Вечером, на курсах, внешне спокойная и скромная, она наслаждалась завистью своих соучеников. Курсы были при Центре обучения взрослых в более крупном городе, расположенном в нескольких милях от того, где жила Рут, и все узнали об ее успехе, когда Джим Томас, их преподаватель, объявил об этом в начале занятий.

— Давайте поздравим Рут Хэттон, у которой приняли роман к публикации. И выразим восхищение ее сдержанностью, ибо она и словом не обмолвилась, что работает над романом, пока ее труды не увенчал успех.

Томас явно завидовал ей не меньше остальных.

— Вы знаете, что я написал три романа и ни один из них не попал в печать? — сказал он ей после занятий.

— Но ведь ваши стихи и рассказы были напечатаны.

— Да, только это и позволило мне не пасть духом и не считать, что я напрасно трачу время.

— Перестаньте. Просто не понимаю, как вы можете так говорить.

— Неужели? Одно дело — болтать о чем-то с умным видом и совсем другое — самому что-то создать.

— Но ведь столько печатается всякой гадости, под которой вы в жизни не поставили бы свою подпись, верно?

— Да, конечно. Однако много печатается и такого, что я отдал бы правый глаз, лишь бы это написать.
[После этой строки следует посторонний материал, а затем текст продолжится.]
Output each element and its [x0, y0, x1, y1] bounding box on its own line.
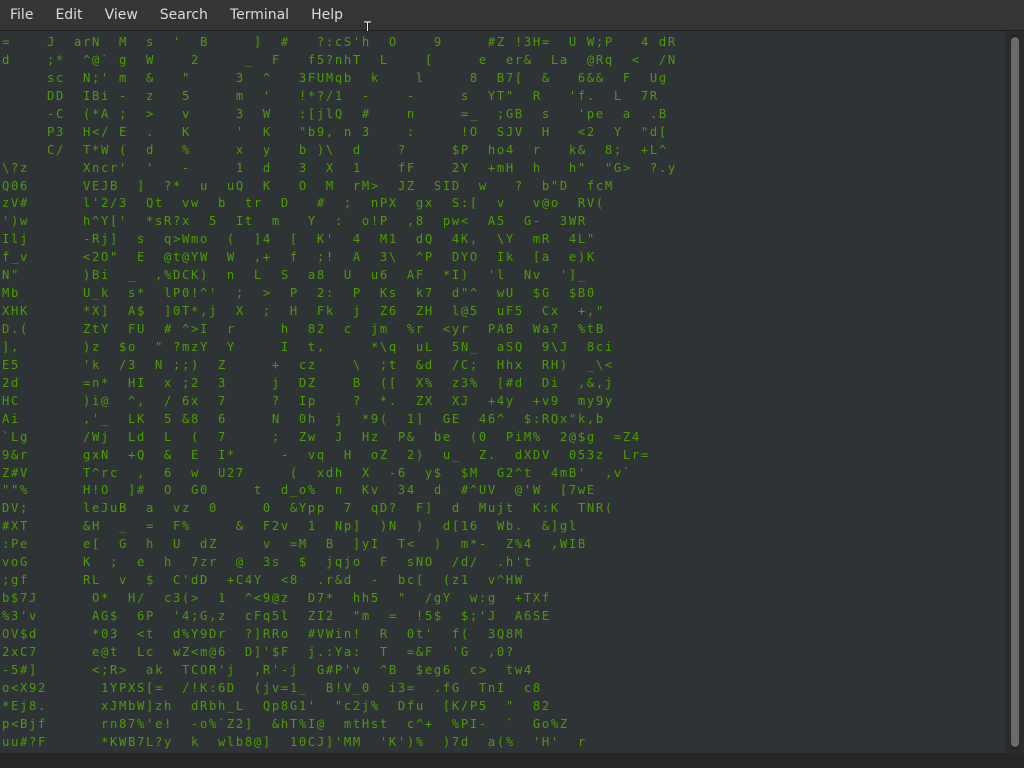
menu-bar: File Edit View Search Terminal Help: [0, 0, 1024, 31]
terminal-line: Q06 VEJB ] ?* u uQ K O M rM> JZ SID w ? …: [2, 178, 614, 193]
terminal-line: HC )i@ ^, / 6x 7 ? Ip ? *. ZX XJ +4y +v9…: [2, 393, 614, 408]
terminal-line: d ;* ^@` g W 2 _ F f5?nhT L [ e er& La @…: [2, 52, 677, 67]
terminal-line: D.( ZtY FU # ^>I r h 82 c jm %r <yr PAB …: [2, 322, 605, 336]
terminal-line: XHK *X] A$ ]0T*,j X ; H Fk j Z6 ZH l@5 u…: [2, 304, 605, 319]
terminal-line: :Pe e[ G h U dZ v =M B ]yI T< ) m*- Z%4 …: [2, 537, 587, 552]
window-bottom-edge: [0, 753, 1024, 768]
vertical-scrollbar[interactable]: [1006, 31, 1024, 753]
menu-help[interactable]: Help: [300, 0, 354, 30]
terminal-line: Mb U_k s* lP0!^' ; > P 2: P Ks k7 d"^ wU…: [2, 286, 596, 301]
terminal-line: Z#V T^rc , 6 w U27 ( xdh X -6 y$ $M G2^t…: [2, 465, 632, 480]
menu-edit[interactable]: Edit: [44, 0, 93, 30]
terminal-line: N" )Bi _ ,%DCK) n L S a8 U u6 AF *I) 'l …: [2, 268, 587, 283]
scrollbar-thumb[interactable]: [1011, 37, 1019, 747]
terminal-line: `Lg /Wj Ld L ( 7 ; Zw J Hz P& be (0 PiM%…: [2, 429, 641, 444]
menu-terminal[interactable]: Terminal: [219, 0, 300, 30]
terminal-line: p<Bjf rn87%'e! -o%`Z2] &hT%I@ mtHst c^+ …: [2, 716, 569, 731]
terminal-line: 2d =n* HI x ;2 3 j DZ B ([ X% z3% [#d Di…: [2, 375, 614, 390]
menu-view[interactable]: View: [94, 0, 149, 30]
menu-file[interactable]: File: [0, 0, 44, 30]
terminal-line: C/ T*W ( d % x y b )\ d ? $P ho4 r k& 8;…: [2, 142, 668, 157]
terminal-line: zV# l'2/3 Qt vw b tr D # ; nPX gx S:[ v …: [2, 196, 605, 211]
terminal-line: DD IBi - z 5 m ' !*?/1 - - s YT" R 'f. L…: [2, 88, 659, 103]
terminal-line: Ai ,'_ LK 5 &8 6 N 0h j *9( 1] GE 46^ $:…: [2, 411, 605, 426]
terminal-line: 2xC7 e@t Lc wZ<m@6 D]'$F j.:Ya: T =&F 'G…: [2, 644, 515, 659]
terminal-line: OV$d *03 <t d%Y9Dr ?]RRo #VWin! R 0t' f(…: [2, 626, 524, 641]
terminal-line: o<X92 1YPXS[= /!K:6D (jv=1_ B!V_0 i3= .f…: [2, 680, 542, 695]
terminal-line: \?z Xncr' ' - 1 d 3 X 1 fF 2Y +mH h h" "…: [2, 160, 677, 175]
terminal-line: b$7J O* H/ c3(> 1 ^<9@z D7* hh5 " /gY w:…: [2, 591, 551, 606]
terminal-line: *Ej8. xJMbW]zh dRbh_L Qp8G1' "c2j% Dfu […: [2, 698, 551, 713]
terminal-line: %3'v AG$ 6P '4;G,z cFq5l ZI2 "m = !5$ $;…: [2, 609, 551, 623]
terminal-line: P3 H</ E . K ' K "b9, n 3 : !O SJV H <2 …: [2, 124, 668, 139]
terminal-line: ], )z $o " ?mzY Y I t, *\q uL 5N_ aSQ 9\…: [2, 339, 614, 354]
terminal-line: voG K ; e h 7zr @ 3s $ jqjo F sNO /d/ .h…: [2, 555, 533, 570]
terminal-line: ')w h^Y[' *sR?x 5 It m Y : o!P ,8 pw< A5…: [2, 214, 587, 229]
terminal-line: ;gf RL v $ C'dD +C4Y <8 .r&d - bc[ (z1 v…: [2, 573, 524, 588]
terminal-line: Ilj -Rj] s q>Wmo ( ]4 [ K' 4 M1 dQ 4K, \…: [2, 232, 596, 247]
terminal-line: uu#?F *KWB7L?y k wlb8@] 10CJ]'MM 'K')% )…: [2, 734, 587, 749]
terminal-output[interactable]: = J arN M s ' B ] # ?:cS'h O 9 #Z !3H= U…: [0, 31, 1006, 753]
terminal-line: -5#] <;R> ak TCOR'j ,R'-j G#P'v ^B $eg6 …: [2, 662, 533, 677]
matrix-rain-text: = J arN M s ' B ] # ?:cS'h O 9 #Z !3H= U…: [2, 34, 677, 752]
terminal-line: DV; leJuB a vz 0 0 &Ypp 7 qD? F] d Mujt …: [2, 501, 614, 516]
terminal-line: f_v <2O" E @t@YW W ,+ f ;! A 3\ ^P DYO I…: [2, 250, 596, 265]
terminal-line: sc N;' m & " 3 ^ 3FUMqb k l 8 B7[ & 6&& …: [2, 70, 668, 85]
terminal-line: -C (*A ; > v 3 W :[jlQ # n =_ ;GB s 'pe …: [2, 106, 668, 121]
terminal-line: = J arN M s ' B ] # ?:cS'h O 9 #Z !3H= U…: [2, 35, 677, 49]
terminal-line: 9&r gxN +Q & E I* - vq H oZ 2) u_ Z. dXD…: [2, 447, 650, 462]
terminal-line: #XT &H _ = F% & F2v 1 Np] )N ) d[16 Wb. …: [2, 519, 578, 534]
menu-search[interactable]: Search: [149, 0, 219, 30]
terminal-line: ""% H!O ]# O G0 t d_o% n Kv 34 d #^UV @'…: [2, 483, 596, 498]
terminal-line: E5 'k /3 N ;;) Z + cz \ ;t &d /C; Hhx RH…: [2, 357, 614, 372]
— Еще неизвестно, к какой категории вы отнесете мою книгу.

— Да, это верно. — Он с минуту задумчиво смотрел на нее, и вдруг оба рассмеялись.

— Зато теперь я буду ужасно бояться, что вы о ней подумаете, когда прочтете.

1

Автор намеренно путает фамилии двух известных молодых писательниц: английской писательницы Маргарет Дрэббл и ирландской — Эдны О’Брайен.